Many of the seniors commented on how nice it was to know that young people cared about them and their issues. One client wrote, “I believe that this [clinic] has prepared me for making proper decision regarding end of life events. This will save hardship on relatives left behind and now I can face the future securely. Thank you for having students who are kind and knowledgeable in the law that affects seniors. I almost died three years ago in a car accident and had no idea how to pursue health directive, POA, or will. Now I feel educated….Thank you!”

Despite the wet weather, the law students and seniors left the clinic smiling. The Justice Bus brings legal solutions by eliminating geographic barriers to justice – creating help where there were only problems – just as the normally dry golden hills of California transform into lush green fields after a few days of rain.

Justice Bus Project wins Award for Nonprofit Excellence

Law Students on the Justice Bus

We are so proud that the California Association of Nonprofits (CAN) Insurance Services recently announced that they have selected OneJustice and our Justice Bus Project for their 2012 Award of Nonprofit Excellence!  The fact that this award is not limited to nonprofit legal organizations – but instead draws from the entire statewide nonprofit sector – makes us particularly proud, because it is also recognition of the important role that legal help plays in the emergency safety net system for Californians in need.

The Justice Bus Project is the only “on the ground” project in California that brings together nonprofit legal organizations, law schools, and the private legal sector (law firms and the legal departments at corporations) to transport legal professionals from the urban areas where they work and live to rural areas of the state, where thousands of Californians face pressing legal needs with no access to legal advice or help.  The clients served by the Justice Bus Project often live in isolated areas, far away from the closest legal nonprofit organization that could help them.  Those nonprofits do their best to have lawyers “ride a circuit” (meaning they literally pack up their cars and drive through their service area, trying to reach those isolated pockets of poverty) – but this happens infrequently at best.

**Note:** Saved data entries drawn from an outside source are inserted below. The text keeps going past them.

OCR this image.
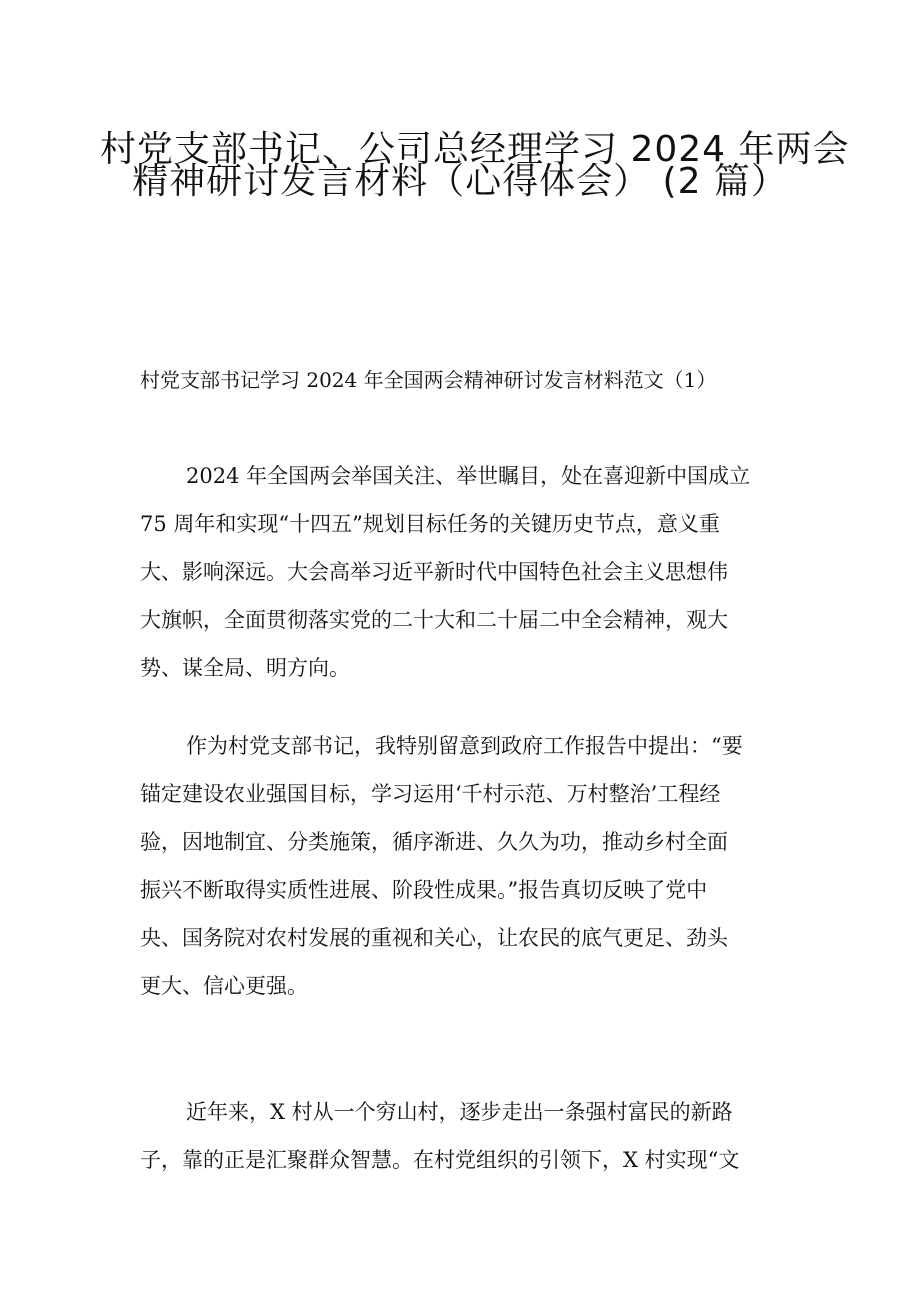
村党支部书记、公司总经理学习 2024 年两会
精神研讨发言材料（心得体会） (2 篇）

村党支部书记学习 2024 年全国两会精神研讨发言材料范文（1）

2024 年全国两会举国关注、举世瞩目，处在喜迎新中国成立
75 周年和实现“十四五”规划目标任务的关键历史节点，意义重
大、影响深远。大会高举习近平新时代中国特色社会主义思想伟
大旗帜，全面贯彻落实党的二十大和二十届二中全会精神，观大
势、谋全局、明方向。
作为村党支部书记，我特别留意到政府工作报告中提出：“要
锚定建设农业强国目标，学习运用‘千村示范、万村整治’工程经
验，因地制宜、分类施策，循序渐进、久久为功，推动乡村全面
振兴不断取得实质性进展、阶段性成果。”报告真切反映了党中
央、国务院对农村发展的重视和关心，让农民的底气更足、劲头
更大、信心更强。
近年来，X 村从一个穷山村，逐步走出一条强村富民的新路
子，靠的正是汇聚群众智慧。在村党组织的引领下，X 村实现“文
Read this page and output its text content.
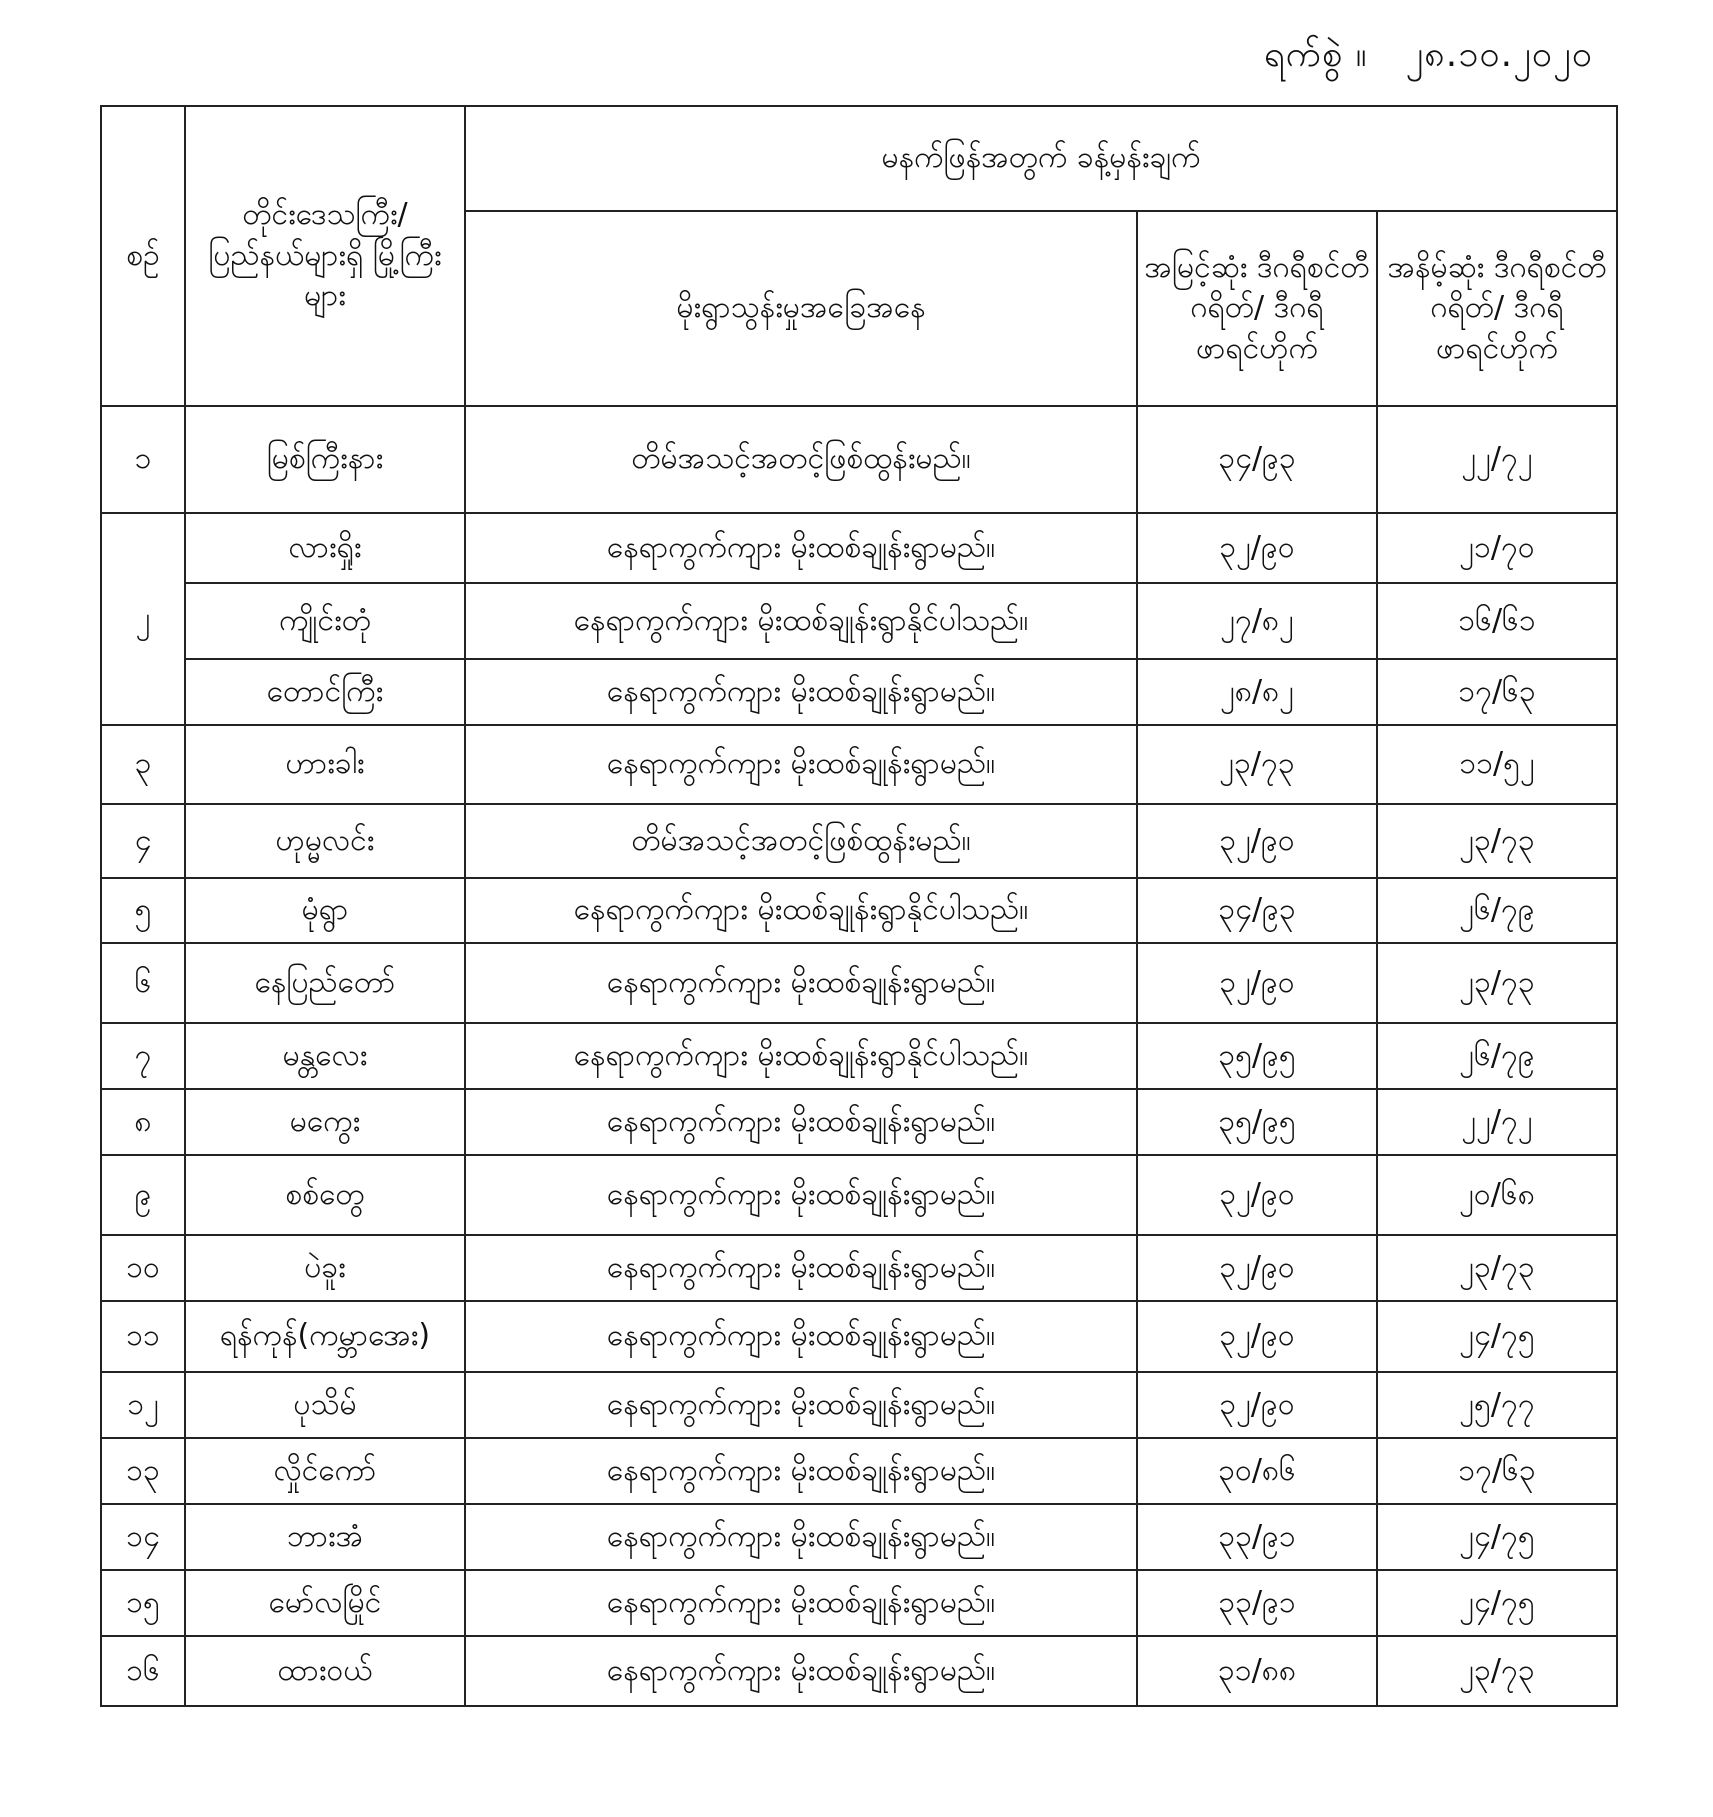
ရက်စွဲ ။ ၂၈.၁၀.၂၀၂၀
စဉ်	တိုင်းဒေသကြီး/ ပြည်နယ်များရှိ မြို့ကြီးများ	မနက်ဖြန်အတွက် ခန့်မှန်းချက်		
		မိုးရွာသွန်းမှုအခြေအနေ	အမြင့်ဆုံး ဒီဂရီစင်တီဂရိတ်/ ဒီဂရီဖာရင်ဟိုက်	အနိမ့်ဆုံး ဒီဂရီစင်တီဂရိတ်/ ဒီဂရီဖာရင်ဟိုက်
၁	မြစ်ကြီးနား	တိမ်အသင့်အတင့်ဖြစ်ထွန်းမည်။	၃၄/၉၃	၂၂/၇၂
၂	လားရှိုး	နေရာကွက်ကျား မိုးထစ်ချုန်းရွာမည်။	၃၂/၉၀	၂၁/၇၀
	ကျိုင်းတုံ	နေရာကွက်ကျား မိုးထစ်ချုန်းရွာနိုင်ပါသည်။	၂၇/၈၂	၁၆/၆၁
	တောင်ကြီး	နေရာကွက်ကျား မိုးထစ်ချုန်းရွာမည်။	၂၈/၈၂	၁၇/၆၃
၃	ဟားခါး	နေရာကွက်ကျား မိုးထစ်ချုန်းရွာမည်။	၂၃/၇၃	၁၁/၅၂
၄	ဟုမ္မလင်း	တိမ်အသင့်အတင့်ဖြစ်ထွန်းမည်။	၃၂/၉၀	၂၃/၇၃
၅	မုံရွာ	နေရာကွက်ကျား မိုးထစ်ချုန်းရွာနိုင်ပါသည်။	၃၄/၉၃	၂၆/၇၉
၆	နေပြည်တော်	နေရာကွက်ကျား မိုးထစ်ချုန်းရွာမည်။	၃၂/၉၀	၂၃/၇၃
၇	မန္တလေး	နေရာကွက်ကျား မိုးထစ်ချုန်းရွာနိုင်ပါသည်။	၃၅/၉၅	၂၆/၇၉
၈	မကွေး	နေရာကွက်ကျား မိုးထစ်ချုန်းရွာမည်။	၃၅/၉၅	၂၂/၇၂
၉	စစ်တွေ	နေရာကွက်ကျား မိုးထစ်ချုန်းရွာမည်။	၃၂/၉၀	၂၀/၆၈
၁၀	ပဲခူး	နေရာကွက်ကျား မိုးထစ်ချုန်းရွာမည်။	၃၂/၉၀	၂၃/၇၃
၁၁	ရန်ကုန်(ကမ္ဘာအေး)	နေရာကွက်ကျား မိုးထစ်ချုန်းရွာမည်။	၃၂/၉၀	၂၄/၇၅
၁၂	ပုသိမ်	နေရာကွက်ကျား မိုးထစ်ချုန်းရွာမည်။	၃၂/၉၀	၂၅/၇၇
၁၃	လှိုင်ကော်	နေရာကွက်ကျား မိုးထစ်ချုန်းရွာမည်။	၃၀/၈၆	၁၇/၆၃
၁၄	ဘားအံ	နေရာကွက်ကျား မိုးထစ်ချုန်းရွာမည်။	၃၃/၉၁	၂၄/၇၅
၁၅	မော်လမြိုင်	နေရာကွက်ကျား မိုးထစ်ချုန်းရွာမည်။	၃၃/၉၁	၂၄/၇၅
၁၆	ထားဝယ်	နေရာကွက်ကျား မိုးထစ်ချုန်းရွာမည်။	၃၁/၈၈	၂၃/၇၃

California’s law schools and law firms are located in the urban coastal areas of our state – the San Francisco Bay Area and Los Angeles.  The highest poverty densities are in the Central Valley, the area on the border with Nevada, and the middle of the state in the far north.  This significant mismatch in resources and need is our reality – but that does not (and should not) be the end of the narrative.  While a report released two years ago by the California Commission on Access to Justice clearly documents the inequity that exists in rural legal resources – few have moved from thinking about the problem to actually doing something about it.  Rather that accepting this inequity, California’s legal community should work together to use transportation – and technology – to get the resources (lawyers and law students) out into the areas where their help is so needed.  The Justice Bus is just one way of making that happen, and we’re thrilled that the rest of the nonprofit sector is recognizing its importance.  Thank you to CAN Insurance Services for this award!